The Canon RF 14-35mm f/4 L USM IS is one of the best ultra-wide zoom lenses that we have tested to date. And that’s quite an achievement given that the focal length range starts at 14mm. The image sharpness is consistently high across the zoom range with only a slight drop at 35mm f/4. Distortion correction does come at a cost at the 14mm setting, but even so, the results remain impressive. Speaking of autocorrection, the lens relies heavily on the vignetting and distortion compensation, but that’s not unusual in this lens class. 

https://opticallimits.com/canon/canon-rf/canon-rf-14-35mm-f-4-l-usm-is-review/

Why Canon isn’t going to Change

At this point, this should be relatively obvious, but to really state this, the image quality loss isn’t that extreme when compared to the flexibility it gives the optical designers. It doesn’t mean that your $1500 lens can be bought for $500 now, because of this, it’s not going to dramatically decrease prices, and nor should you assume that an expensive lens doesn’t use digital corrections.

Canon can and will decide to use digital corrections to compensate for a variety of design constraints, such as size, weight, or cost. The constraint isn’t just cost, and it shouldn’t be assumed so.

A good example of this is the new Canon RF 14mm f/1.4L VCM, which uses digital corrections and is a very expensive prime. But the elements packed into that 14mm lens are one of the most complex primes in existence, and the lens itself strictly controls aberrations and has impressive resolution across its entire field of view.
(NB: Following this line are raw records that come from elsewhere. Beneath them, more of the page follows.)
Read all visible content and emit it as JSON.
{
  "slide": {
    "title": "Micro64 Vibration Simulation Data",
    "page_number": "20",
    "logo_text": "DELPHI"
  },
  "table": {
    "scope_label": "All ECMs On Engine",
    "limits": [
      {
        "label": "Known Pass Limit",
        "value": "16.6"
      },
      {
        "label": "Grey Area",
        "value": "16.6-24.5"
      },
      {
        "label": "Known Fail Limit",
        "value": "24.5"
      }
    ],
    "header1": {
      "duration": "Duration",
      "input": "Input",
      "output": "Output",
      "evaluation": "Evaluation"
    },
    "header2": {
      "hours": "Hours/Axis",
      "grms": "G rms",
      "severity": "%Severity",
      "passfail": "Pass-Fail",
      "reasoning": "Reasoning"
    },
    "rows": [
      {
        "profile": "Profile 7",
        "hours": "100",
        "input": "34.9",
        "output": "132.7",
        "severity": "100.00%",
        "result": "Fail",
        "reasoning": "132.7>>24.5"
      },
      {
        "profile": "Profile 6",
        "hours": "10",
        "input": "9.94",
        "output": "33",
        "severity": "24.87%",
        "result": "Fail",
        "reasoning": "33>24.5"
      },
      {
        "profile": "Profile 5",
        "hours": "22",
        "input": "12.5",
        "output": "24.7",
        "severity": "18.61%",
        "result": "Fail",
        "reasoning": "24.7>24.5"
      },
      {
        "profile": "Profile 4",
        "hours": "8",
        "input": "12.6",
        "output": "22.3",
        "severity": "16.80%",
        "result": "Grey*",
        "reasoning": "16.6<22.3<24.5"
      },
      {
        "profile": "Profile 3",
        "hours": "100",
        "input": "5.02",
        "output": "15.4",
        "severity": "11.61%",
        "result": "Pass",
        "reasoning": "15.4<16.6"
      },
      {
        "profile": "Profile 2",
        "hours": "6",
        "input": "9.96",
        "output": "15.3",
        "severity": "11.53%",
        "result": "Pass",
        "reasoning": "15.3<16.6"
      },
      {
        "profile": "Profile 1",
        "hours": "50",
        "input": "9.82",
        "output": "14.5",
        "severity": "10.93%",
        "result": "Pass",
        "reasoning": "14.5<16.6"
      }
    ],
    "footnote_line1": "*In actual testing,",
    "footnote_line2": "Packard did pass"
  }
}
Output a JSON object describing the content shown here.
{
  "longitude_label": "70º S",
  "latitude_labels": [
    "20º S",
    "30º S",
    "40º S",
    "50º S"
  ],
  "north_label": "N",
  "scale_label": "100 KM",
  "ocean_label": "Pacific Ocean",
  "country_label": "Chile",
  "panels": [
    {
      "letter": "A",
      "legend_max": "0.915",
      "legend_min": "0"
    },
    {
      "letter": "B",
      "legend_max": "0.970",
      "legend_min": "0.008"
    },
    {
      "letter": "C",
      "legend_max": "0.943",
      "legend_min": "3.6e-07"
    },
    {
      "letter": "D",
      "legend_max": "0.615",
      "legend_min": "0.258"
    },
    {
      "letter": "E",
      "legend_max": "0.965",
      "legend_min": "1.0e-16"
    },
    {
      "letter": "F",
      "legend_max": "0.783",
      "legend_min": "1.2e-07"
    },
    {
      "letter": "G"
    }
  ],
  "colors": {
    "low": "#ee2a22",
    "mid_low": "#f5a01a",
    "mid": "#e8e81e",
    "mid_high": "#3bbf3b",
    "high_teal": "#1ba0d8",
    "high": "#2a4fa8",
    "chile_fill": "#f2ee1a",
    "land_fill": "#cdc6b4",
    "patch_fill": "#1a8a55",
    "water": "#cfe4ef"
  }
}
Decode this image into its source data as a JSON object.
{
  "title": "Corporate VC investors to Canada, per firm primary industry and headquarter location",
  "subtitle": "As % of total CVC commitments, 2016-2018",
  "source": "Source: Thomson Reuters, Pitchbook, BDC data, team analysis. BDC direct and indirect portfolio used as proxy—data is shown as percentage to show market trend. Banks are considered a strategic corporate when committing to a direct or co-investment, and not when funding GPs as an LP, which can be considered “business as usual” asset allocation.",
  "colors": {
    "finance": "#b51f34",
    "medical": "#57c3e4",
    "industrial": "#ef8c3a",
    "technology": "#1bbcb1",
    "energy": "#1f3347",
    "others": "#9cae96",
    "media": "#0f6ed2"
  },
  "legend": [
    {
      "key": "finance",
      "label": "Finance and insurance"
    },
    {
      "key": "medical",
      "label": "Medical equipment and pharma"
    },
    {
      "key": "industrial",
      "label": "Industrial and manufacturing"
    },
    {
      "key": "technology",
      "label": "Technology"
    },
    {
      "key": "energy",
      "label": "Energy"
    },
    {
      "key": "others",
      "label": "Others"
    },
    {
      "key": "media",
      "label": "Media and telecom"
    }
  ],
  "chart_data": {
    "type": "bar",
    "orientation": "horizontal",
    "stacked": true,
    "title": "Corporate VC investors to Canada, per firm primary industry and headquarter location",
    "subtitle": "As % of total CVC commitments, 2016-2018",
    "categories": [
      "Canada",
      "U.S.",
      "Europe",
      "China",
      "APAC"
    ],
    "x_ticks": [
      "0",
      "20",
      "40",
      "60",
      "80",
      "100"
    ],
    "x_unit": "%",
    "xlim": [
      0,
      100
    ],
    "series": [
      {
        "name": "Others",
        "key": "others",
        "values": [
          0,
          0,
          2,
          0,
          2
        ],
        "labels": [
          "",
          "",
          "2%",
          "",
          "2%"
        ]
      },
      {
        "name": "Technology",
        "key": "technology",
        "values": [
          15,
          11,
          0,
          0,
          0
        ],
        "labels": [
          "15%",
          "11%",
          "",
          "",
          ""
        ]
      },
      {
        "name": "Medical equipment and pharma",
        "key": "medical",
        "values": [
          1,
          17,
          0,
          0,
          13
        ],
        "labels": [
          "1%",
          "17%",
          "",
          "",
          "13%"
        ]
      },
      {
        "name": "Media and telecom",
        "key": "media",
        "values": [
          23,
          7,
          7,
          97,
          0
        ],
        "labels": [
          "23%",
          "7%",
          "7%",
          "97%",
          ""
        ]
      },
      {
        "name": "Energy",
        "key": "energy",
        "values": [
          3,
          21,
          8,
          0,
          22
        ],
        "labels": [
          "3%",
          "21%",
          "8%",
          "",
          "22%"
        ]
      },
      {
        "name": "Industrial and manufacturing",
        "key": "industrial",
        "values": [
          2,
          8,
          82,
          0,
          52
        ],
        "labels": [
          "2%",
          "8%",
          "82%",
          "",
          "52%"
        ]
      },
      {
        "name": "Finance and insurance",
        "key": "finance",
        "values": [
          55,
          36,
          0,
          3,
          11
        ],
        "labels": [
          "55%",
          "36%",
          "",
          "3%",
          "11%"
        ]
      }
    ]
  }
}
The designers in this case were using digital corrections to keep the size and weight reasonable, but the lens itself is still a considerably complex lens design.

Canon RF 14mm f/1.4L VCM cut in half

So it really means that Canon has another tool it can use to come up with lenses that are excellent in their performance, or also lenses that have incredible value for the price of the lens.

Closing Thoughts

Bluntly put, if the lens is bad, it will be bad with or without digital correction, but not because of it. If the lens is good, it will still be good even with digital corrections.

Yes, you do take a resolution loss, especially in the deep corners, by having to digitally correct the final image. But realistically, it’s a gradual degradation that, unless you are working in very specific use cases, you simply are not going to see the loss in the real world.

The only time you really see a resolution loss that visually reaches out and slaps you across the side of the head is when it falls off a cliff into the corner. That’s simply not going to happen because of digital correction; that’s just a bad lens. That’s when you break out DLO and pray for a miracle.

Will I still complain about patent applications that rely on it? Absolutely! Just like I complain about the EOS R100 at every chance I get because it’s what I do.